An example of this. Before modifying the reedtable:

> (with-input-from-string (in "(x y . z)")
    (reed :from in :reedtable *cymbal-reedtable*))
(x y . z)

After:

> (with-input-from-string (in "(x y . z)")
    (reed :from in :reedtable *cymbal-reedtable*))
(#S(cymbal :name "x") #S(cymbal :name "y") . #S(cymbal :name "z"))

Macro characters

If something isn’t the start of a token then it’s a macro character. Macro characters have associated functions and these functions get called to read one object, however they choose to do that. The default reedtable has two-and-a-half macro characters:

The string reader is pretty straightforward (it has a lot in common with the token reader although it’s not the same code).

The list/cons reader is mildly fiddly: most of the fiddliness is dealing with consing dots which it does by a slightly disgusting trick: it installs a secret token parser which will parse a consing dot as a special object if a dynamic variable is true, but otherwise will raise an exception. The cons reader then binds this variable appropriately to make sure that consing dots are parsed only where they are allowed. Obviously the list/cons reader invokes the whole reader recursively in many places.
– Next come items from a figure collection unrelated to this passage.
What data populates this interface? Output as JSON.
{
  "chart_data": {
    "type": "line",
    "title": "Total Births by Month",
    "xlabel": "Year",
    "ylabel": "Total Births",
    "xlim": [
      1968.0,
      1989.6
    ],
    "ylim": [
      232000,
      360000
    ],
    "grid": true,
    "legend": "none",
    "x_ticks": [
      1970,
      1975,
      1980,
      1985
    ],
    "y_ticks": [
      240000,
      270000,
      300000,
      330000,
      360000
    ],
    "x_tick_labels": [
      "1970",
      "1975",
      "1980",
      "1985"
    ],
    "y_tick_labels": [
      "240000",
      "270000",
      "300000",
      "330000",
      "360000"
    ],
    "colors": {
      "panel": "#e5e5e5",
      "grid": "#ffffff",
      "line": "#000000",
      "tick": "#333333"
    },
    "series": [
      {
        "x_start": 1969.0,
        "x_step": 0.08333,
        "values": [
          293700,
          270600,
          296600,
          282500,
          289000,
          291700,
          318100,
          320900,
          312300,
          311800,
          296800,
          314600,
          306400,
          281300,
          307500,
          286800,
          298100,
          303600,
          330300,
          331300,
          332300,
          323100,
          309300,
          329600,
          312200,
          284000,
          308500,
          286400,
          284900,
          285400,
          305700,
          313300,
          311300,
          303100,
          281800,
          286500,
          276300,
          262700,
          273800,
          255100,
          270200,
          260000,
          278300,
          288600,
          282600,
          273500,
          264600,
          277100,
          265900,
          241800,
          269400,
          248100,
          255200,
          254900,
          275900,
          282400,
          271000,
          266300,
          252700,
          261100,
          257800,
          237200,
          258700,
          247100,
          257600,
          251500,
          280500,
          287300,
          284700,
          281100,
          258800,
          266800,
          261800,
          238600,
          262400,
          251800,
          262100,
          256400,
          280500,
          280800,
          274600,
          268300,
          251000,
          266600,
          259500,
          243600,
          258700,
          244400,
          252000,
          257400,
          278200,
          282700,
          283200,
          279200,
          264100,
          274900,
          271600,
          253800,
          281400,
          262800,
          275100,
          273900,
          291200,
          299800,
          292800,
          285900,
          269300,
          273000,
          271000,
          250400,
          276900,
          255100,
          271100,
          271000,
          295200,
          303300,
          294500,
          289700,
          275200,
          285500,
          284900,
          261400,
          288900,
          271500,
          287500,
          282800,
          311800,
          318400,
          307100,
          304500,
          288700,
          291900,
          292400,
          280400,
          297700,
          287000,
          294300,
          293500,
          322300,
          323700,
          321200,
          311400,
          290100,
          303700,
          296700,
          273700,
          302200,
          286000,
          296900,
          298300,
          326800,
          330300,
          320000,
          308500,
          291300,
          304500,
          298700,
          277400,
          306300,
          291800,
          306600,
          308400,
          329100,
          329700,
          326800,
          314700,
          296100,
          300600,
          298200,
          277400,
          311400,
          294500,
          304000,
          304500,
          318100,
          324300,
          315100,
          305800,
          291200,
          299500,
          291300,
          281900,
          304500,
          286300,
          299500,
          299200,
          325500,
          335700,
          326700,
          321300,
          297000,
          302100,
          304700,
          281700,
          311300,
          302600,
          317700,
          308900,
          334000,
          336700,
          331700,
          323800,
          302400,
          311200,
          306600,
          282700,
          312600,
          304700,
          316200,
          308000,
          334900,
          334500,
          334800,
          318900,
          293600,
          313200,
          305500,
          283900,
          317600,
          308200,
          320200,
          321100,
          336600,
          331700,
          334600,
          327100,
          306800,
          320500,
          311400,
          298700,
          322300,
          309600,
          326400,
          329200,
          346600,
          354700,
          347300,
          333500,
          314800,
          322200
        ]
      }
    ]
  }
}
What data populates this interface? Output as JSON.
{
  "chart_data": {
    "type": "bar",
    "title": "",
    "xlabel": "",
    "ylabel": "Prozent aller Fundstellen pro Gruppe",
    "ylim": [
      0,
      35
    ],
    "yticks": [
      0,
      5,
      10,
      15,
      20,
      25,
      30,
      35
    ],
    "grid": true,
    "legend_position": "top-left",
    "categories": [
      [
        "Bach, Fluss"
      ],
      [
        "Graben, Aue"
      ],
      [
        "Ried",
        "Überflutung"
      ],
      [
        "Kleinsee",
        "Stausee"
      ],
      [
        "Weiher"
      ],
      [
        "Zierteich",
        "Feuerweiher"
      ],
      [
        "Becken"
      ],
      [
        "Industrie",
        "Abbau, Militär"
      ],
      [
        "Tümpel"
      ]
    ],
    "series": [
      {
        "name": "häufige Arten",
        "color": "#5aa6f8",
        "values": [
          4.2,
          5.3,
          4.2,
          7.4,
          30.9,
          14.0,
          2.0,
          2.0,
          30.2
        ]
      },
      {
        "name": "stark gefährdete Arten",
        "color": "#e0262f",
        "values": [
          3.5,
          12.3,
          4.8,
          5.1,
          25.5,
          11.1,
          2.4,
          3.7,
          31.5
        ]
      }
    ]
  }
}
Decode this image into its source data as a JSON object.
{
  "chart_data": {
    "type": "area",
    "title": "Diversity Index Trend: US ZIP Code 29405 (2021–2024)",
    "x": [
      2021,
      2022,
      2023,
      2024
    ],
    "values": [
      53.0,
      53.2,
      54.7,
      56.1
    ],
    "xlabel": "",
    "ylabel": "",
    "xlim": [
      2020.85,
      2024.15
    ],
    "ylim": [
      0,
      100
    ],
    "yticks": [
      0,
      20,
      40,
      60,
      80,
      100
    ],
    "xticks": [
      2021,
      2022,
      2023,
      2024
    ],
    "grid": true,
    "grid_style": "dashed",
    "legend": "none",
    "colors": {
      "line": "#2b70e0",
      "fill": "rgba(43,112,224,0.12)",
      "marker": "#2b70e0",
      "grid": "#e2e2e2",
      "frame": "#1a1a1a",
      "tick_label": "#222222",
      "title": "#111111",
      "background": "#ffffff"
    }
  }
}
And that’s all the macro characters. So, for instance in the default setup, ' would read as a symbol (or a cymbal). But you can just install a macro character:

(defvar *qr-reedtable* (copy-reedtable nil))

(setf (reedtable-macro-character #\' *qr-reedtable*)
      (lambda (from quote table)
        (declare (ignore quote))
        (values `(quote ,(reed :from from :reedtable table))
                (inch from nil))))

And now 'x will read as (quote x) in *qr-reedtable*.

Similarly you could add a more compllicated macro character on # to read objects depending on their next character in the way CL does.

An example of the quote reader. Before:

> (with-input-from-string (in "'(x y . z)")
    (reed :from in :reedtable *qr-reedtable*))
\'

The object it has returned is a symbol whose name is "'", and it didn’t read beyond that of course. After:

> (with-input-from-string (in "'(x y . z)")
    (reed :from in :reedtable *qr-reedtable*))
`(x y . z)

Other notes

Everything works one-character-ahead, so all of the various functions get the stream being read, the first character they should be interested in and the reedtable, and return both their value and the next character. This avoids endlessly unreading characters (and probably tells you what grammar class it can handle natively (obviously macro character parsers can do whatever they like so long as things are sane when they return).

It probably doesn’t use anything which isn’t moderately implementable in non-Lisp languages. Some

It’s a toy: it may be interesting to read but it’s not suitable for any serious use. I found at least one bug while writing this: there will be many more.


Caveat emptor: monsters still lurk in the shadows.

  1. I make no apologies for the pun. 

  2. There should be documentation on argument and return conventions, at least: one day.